Помолчали. Огнева села на прогретую землю, привалилась локтем к камню и закрыла глаза. Андреев прикрыл ее полушубком. Она было запротестовала, но он настоял на своем. Она благодарно улыбнулась и вскоре затихла.
Григорий Петрович сидел возле потухающего костра, глядел, как одеваются пеплом красные угольки и думал об Огневой. Что же общего между той сопливой девчонкой и этой самоуверенной умной женщиной? Ничего! Пропасть прожитого их разделяет.
До Кыштыма добирались на рейсовом автобусе. Редактор горячо извинялся - поломался многострадальный "газик", на ремонт поставили. Куда же денешься, раз такое дело.
Дома
Мать встретила Григория Петровича упреками. Он отмалчивался. Не предупредил, а она переживала. Рассказать бы ей об Огневой, да не стоит.
А хороший все-таки день выдался на Увильдах. Второго такого, видимо, не будет. Андреев целый день отлеживался в амбаре, принимался читать, но мысли настойчиво возвращались к увильдинскому костру. Перебирал в памяти разговор с Огневой, задним числом старался скорректировать свои ответы.
К концу дня заглянул Николай Глазков. Родители у него жили через три дома, поэтому Николай частенько наведывался на родную улицу Кирова.
Глазков готовился к сенокосу. И разговор его крутился вокруг этого - недавно ездил в лес, трава нынче хорошая, а ягод маловато. Но он знает ягодные места. Если Гриша Петрович захочет, то можно слетать на мотоцикле за черникой.
- Слушай, - спросил Андреев. - А помнишь, у нас в детстве украли мешки с кислицей?
- Особо! Мы еще тогда разозлились и давай кидать с горы камни. Они подпрыгивали выше сосен! Дураки - внизу-то люди ходили.
- Не Куприянов у избушки нас встретил?
- Дядя Костя? Может быть, и он. Давно ведь было.

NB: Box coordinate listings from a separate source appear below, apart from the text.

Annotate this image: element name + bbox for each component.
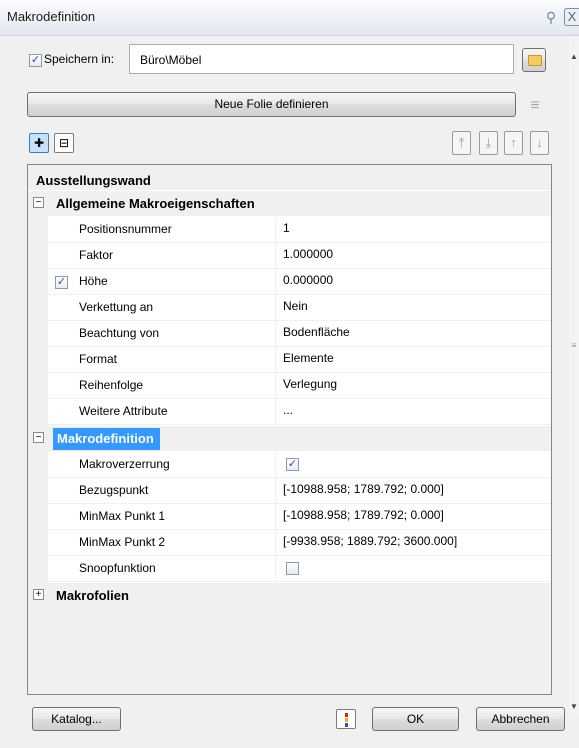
property-name: Verkettung an — [48, 295, 276, 320]
category-allgemeine[interactable]: − Allgemeine Makroeigenschaften — [28, 191, 551, 216]
property-value[interactable]: [-9938.958; 1889.792; 3600.000] — [276, 530, 550, 555]
foil-list-icon: ≡ — [530, 97, 540, 114]
snoop-checkbox[interactable] — [286, 562, 299, 575]
property-name: Beachtung von — [48, 321, 276, 346]
property-name: MinMax Punkt 1 — [48, 504, 276, 529]
collapse-icon[interactable]: − — [33, 432, 44, 443]
color-dots-icon[interactable] — [336, 709, 356, 729]
property-name: Höhe — [48, 269, 276, 294]
property-value[interactable]: Bodenfläche — [276, 321, 550, 346]
property-value[interactable]: 0.000000 — [276, 269, 550, 294]
property-value[interactable]: Verlegung — [276, 373, 550, 398]
save-path-field[interactable]: Büro\Möbel — [129, 44, 514, 74]
grid-root-title: Ausstellungswand — [28, 165, 551, 190]
expand-icon[interactable]: + — [33, 589, 44, 600]
property-row[interactable]: Positionsnummer 1 — [28, 217, 551, 243]
yellow-dot-icon — [345, 718, 348, 722]
property-value[interactable]: [-10988.958; 1789.792; 0.000] — [276, 478, 550, 503]
property-name: Makroverzerrung — [48, 452, 276, 477]
browse-folder-button[interactable] — [522, 48, 546, 72]
remove-item-icon[interactable]: ⊟ — [54, 133, 74, 153]
property-name: Snoopfunktion — [48, 556, 276, 581]
property-row[interactable]: Bezugspunkt [-10988.958; 1789.792; 0.000… — [28, 478, 551, 504]
property-name: Bezugspunkt — [48, 478, 276, 503]
save-path-value: Büro\Möbel — [140, 53, 202, 67]
grid-empty-area — [28, 608, 551, 694]
cancel-button[interactable]: Abbrechen — [476, 707, 565, 731]
collapse-icon[interactable]: − — [33, 197, 44, 208]
property-value[interactable]: Elemente — [276, 347, 550, 372]
title-bar: Makrodefinition ⚲ X — [0, 0, 579, 36]
folder-icon — [528, 55, 542, 66]
property-grid: Ausstellungswand − Allgemeine Makroeigen… — [27, 164, 552, 695]
window-title: Makrodefinition — [7, 9, 96, 24]
property-row[interactable]: Faktor 1.000000 — [28, 243, 551, 269]
category-label: Makrofolien — [56, 588, 129, 603]
red-dot-icon — [345, 713, 348, 717]
property-name: MinMax Punkt 2 — [48, 530, 276, 555]
property-value[interactable]: ... — [276, 399, 550, 424]
move-down-icon[interactable]: ↓ — [530, 131, 549, 155]
scroll-down-icon[interactable]: ▼ — [569, 702, 579, 711]
property-row[interactable]: Snoopfunktion — [28, 556, 551, 582]
blue-dot-icon — [345, 723, 348, 727]
category-label: Makrodefinition — [53, 428, 160, 450]
property-row[interactable]: Format Elemente — [28, 347, 551, 373]
move-bottom-icon[interactable]: ⤓ — [479, 131, 498, 155]
property-name: Faktor — [48, 243, 276, 268]
property-row[interactable]: MinMax Punkt 2 [-9938.958; 1889.792; 360… — [28, 530, 551, 556]
property-row[interactable]: MinMax Punkt 1 [-10988.958; 1789.792; 0.… — [28, 504, 551, 530]
property-name: Positionsnummer — [48, 217, 276, 242]
pin-icon[interactable]: ⚲ — [542, 8, 560, 26]
property-row[interactable]: Verkettung an Nein — [28, 295, 551, 321]
category-makrofolien[interactable]: + Makrofolien — [28, 583, 551, 608]
category-label: Allgemeine Makroeigenschaften — [56, 196, 255, 211]
property-name: Format — [48, 347, 276, 372]
property-row[interactable]: Reihenfolge Verlegung — [28, 373, 551, 399]
property-value[interactable]: 1 — [276, 217, 550, 242]
vertical-scrollbar[interactable]: ▲ ≡ ▼ — [569, 36, 579, 714]
save-in-label: Speichern in: — [44, 52, 115, 66]
scroll-thumb-icon[interactable]: ≡ — [570, 341, 578, 350]
distortion-checkbox[interactable]: ✓ — [286, 458, 299, 471]
property-value[interactable]: ✓ — [276, 452, 550, 477]
scroll-up-icon[interactable]: ▲ — [569, 52, 579, 61]
close-icon[interactable]: X — [564, 8, 579, 26]
property-name: Reihenfolge — [48, 373, 276, 398]
catalog-button[interactable]: Katalog... — [32, 707, 121, 731]
category-makrodefinition[interactable]: − Makrodefinition — [28, 426, 551, 451]
property-row[interactable]: Weitere Attribute ... — [28, 399, 551, 425]
property-value[interactable]: Nein — [276, 295, 550, 320]
property-value[interactable] — [276, 556, 550, 581]
new-foil-button[interactable]: Neue Folie definieren — [27, 92, 516, 117]
property-name: Weitere Attribute — [48, 399, 276, 424]
property-value[interactable]: 1.000000 — [276, 243, 550, 268]
ok-button[interactable]: OK — [372, 707, 459, 731]
property-row[interactable]: Beachtung von Bodenfläche — [28, 321, 551, 347]
property-value[interactable]: [-10988.958; 1789.792; 0.000] — [276, 504, 550, 529]
property-row[interactable]: Makroverzerrung ✓ — [28, 452, 551, 478]
add-item-icon[interactable]: ✚ — [29, 133, 49, 153]
move-top-icon[interactable]: ⤒ — [452, 131, 471, 155]
property-row[interactable]: ✓ Höhe 0.000000 — [28, 269, 551, 295]
move-up-icon[interactable]: ↑ — [504, 131, 523, 155]
save-in-checkbox[interactable]: ✓ — [29, 54, 42, 67]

- Вот помню, что где-то с ним до войны схлестывались, а где - не знаю.
- Погодь, погодь. Помнишь, перед войной на гору Гораниху ходили? В феврале, по-моему.
- Ну?
- Дикого козла еще поймали?
- Во! - воскликнул Андреев.
Три Петровича зимой часто бегали на лыжах в лес. Поводы разные - ставили на зайцев петли, охотились на белок.
Зима в тот год выдалась чудная. В январе ударили сильные морозы. Сосны трещали от лютого холода, воробьи замерзали на лету. И тревожная то была зима - наши войска штурмовали линию Маннергейма. В феврале морозы отступили, началась оттепель - таял снег. А потом вдруг снова затрещали морозы. На сугробах возникла ледяная корка. Если идти по ней на лыжах, она держала человека. Но стоило снять лыжи, и нога сразу проваливалась. Особенно крепкие корки образовались на открытых местах. Снегу в том году навалило вдоволь. Потому гололедица опаснее всего была для зверья, особенно диких коз и сохатых. На корке они обдирали в кровь ноги.
В хмурый февральский день Петровичи на лыжах забрались в тайгу - на склоны горы Горанихи. Были у них ружья. Лыжню прокладывал Николай Бессонов, за ним поспевал Глазков, а замыкал Григорий.
У Бессонова глаз зоркий. С ходу заметил белку на сосне. Мог на торной заячьей тропе обнаружить свежие следы - а ведь снег утоптан так, что встань человек и то след не увидишь.
Николай Бессонов, в заячьей белой шапке, в телогрейке, с ружьем за спиной первым обнаружил следы дикого козла. Они были хорошо видны - крупные, глубокие. Бессонов сказал:
- Горяченькие.
На горе лес редел и белела поляна. Три друга прибавили шагу. Правда, охота на диких козлов запрещена, но кто мог подкараулить друзей? Никто. И их одолел охотничий азарт.